If you can factor the joint density into a product that is a function of x times a function of y, then $X$ and $Y$ are independent and their marginal densities are a constant multiple of the two functions in the product. That is, if
$$f_{X, Y}(x, y) = g(x) h(y)$$
for some functions $g(x)$ and $h(y)$, then $X$ and $Y$ are independent and
$$f_X(x) = c g(x)$$
and
$$f_Y(y) = \frac{1}{c} h(y),$$
for some constant $c$. In fact, this statement is an if and only if. And, in your specific problem, you can write
$$f_{X, Y}(x, y) = (\lambda e^{-\lambda x}) \cdot (\lambda e^{-\lambda y}) = g(x) h(y)$$
so $X$ and $Y$ are independent. That doesn't tell us what $f_X(x)$ or $f_Y(y)$ are except they are constant multiples of $g(x)$ and $h(y)$, respectively. I broke it up like I did to be symmetrical and because each function would be the pdf of an exponential.

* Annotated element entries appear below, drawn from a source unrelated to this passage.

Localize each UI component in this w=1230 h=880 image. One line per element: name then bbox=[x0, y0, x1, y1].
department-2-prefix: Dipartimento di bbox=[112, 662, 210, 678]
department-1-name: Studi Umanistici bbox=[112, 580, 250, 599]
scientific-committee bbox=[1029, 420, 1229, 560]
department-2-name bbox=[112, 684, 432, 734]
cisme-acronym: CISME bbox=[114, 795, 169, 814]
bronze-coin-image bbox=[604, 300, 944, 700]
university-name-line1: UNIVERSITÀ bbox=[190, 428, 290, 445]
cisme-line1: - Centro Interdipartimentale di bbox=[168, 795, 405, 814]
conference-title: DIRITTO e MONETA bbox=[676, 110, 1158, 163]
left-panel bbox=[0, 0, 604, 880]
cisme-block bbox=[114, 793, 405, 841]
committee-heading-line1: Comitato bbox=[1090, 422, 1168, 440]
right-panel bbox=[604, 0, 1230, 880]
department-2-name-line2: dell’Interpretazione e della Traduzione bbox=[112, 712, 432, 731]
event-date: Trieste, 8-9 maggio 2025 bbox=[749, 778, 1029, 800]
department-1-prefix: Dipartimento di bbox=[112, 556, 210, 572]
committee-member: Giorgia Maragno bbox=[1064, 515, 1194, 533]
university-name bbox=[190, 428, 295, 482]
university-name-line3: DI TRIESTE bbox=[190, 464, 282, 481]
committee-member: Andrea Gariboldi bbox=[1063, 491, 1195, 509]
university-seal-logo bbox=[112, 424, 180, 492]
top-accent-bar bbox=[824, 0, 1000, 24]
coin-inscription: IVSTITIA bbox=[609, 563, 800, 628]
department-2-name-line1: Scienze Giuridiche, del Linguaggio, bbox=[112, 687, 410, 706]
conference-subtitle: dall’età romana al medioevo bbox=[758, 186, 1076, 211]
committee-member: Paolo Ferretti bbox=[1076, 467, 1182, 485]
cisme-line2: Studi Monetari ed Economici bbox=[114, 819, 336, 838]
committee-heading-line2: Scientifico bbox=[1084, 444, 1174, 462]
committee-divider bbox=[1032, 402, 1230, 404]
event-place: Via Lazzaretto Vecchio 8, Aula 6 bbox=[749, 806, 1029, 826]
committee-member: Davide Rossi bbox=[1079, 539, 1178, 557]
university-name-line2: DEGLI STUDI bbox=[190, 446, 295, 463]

In this case, you can actually figure out the marginal densities with a bit of thought. Since we know an exponential has density $\lambda e^{-\lambda x}$ we know that integrates to 1. So, if we took away the $\lambda$, i.e., $e^{-\lambda x}$, it would integrate to $\frac{1}{\lambda}$. Or, if we had any other constant $c$ in front, $c e^{-\lambda x}$, it would integrate to $\frac{c}{\lambda}$. So, we must have $c = \lambda$ in front to ensure the PDF integrates to 1. So, the $g(x)$ and $h(y)$ I picked above must in fact be the marginal PDFs for $X$ and $Y$. Thus, if you are very familiar with some of the major densities, you can figure these out without ever integrating to get the marginal densities. It's just factoring.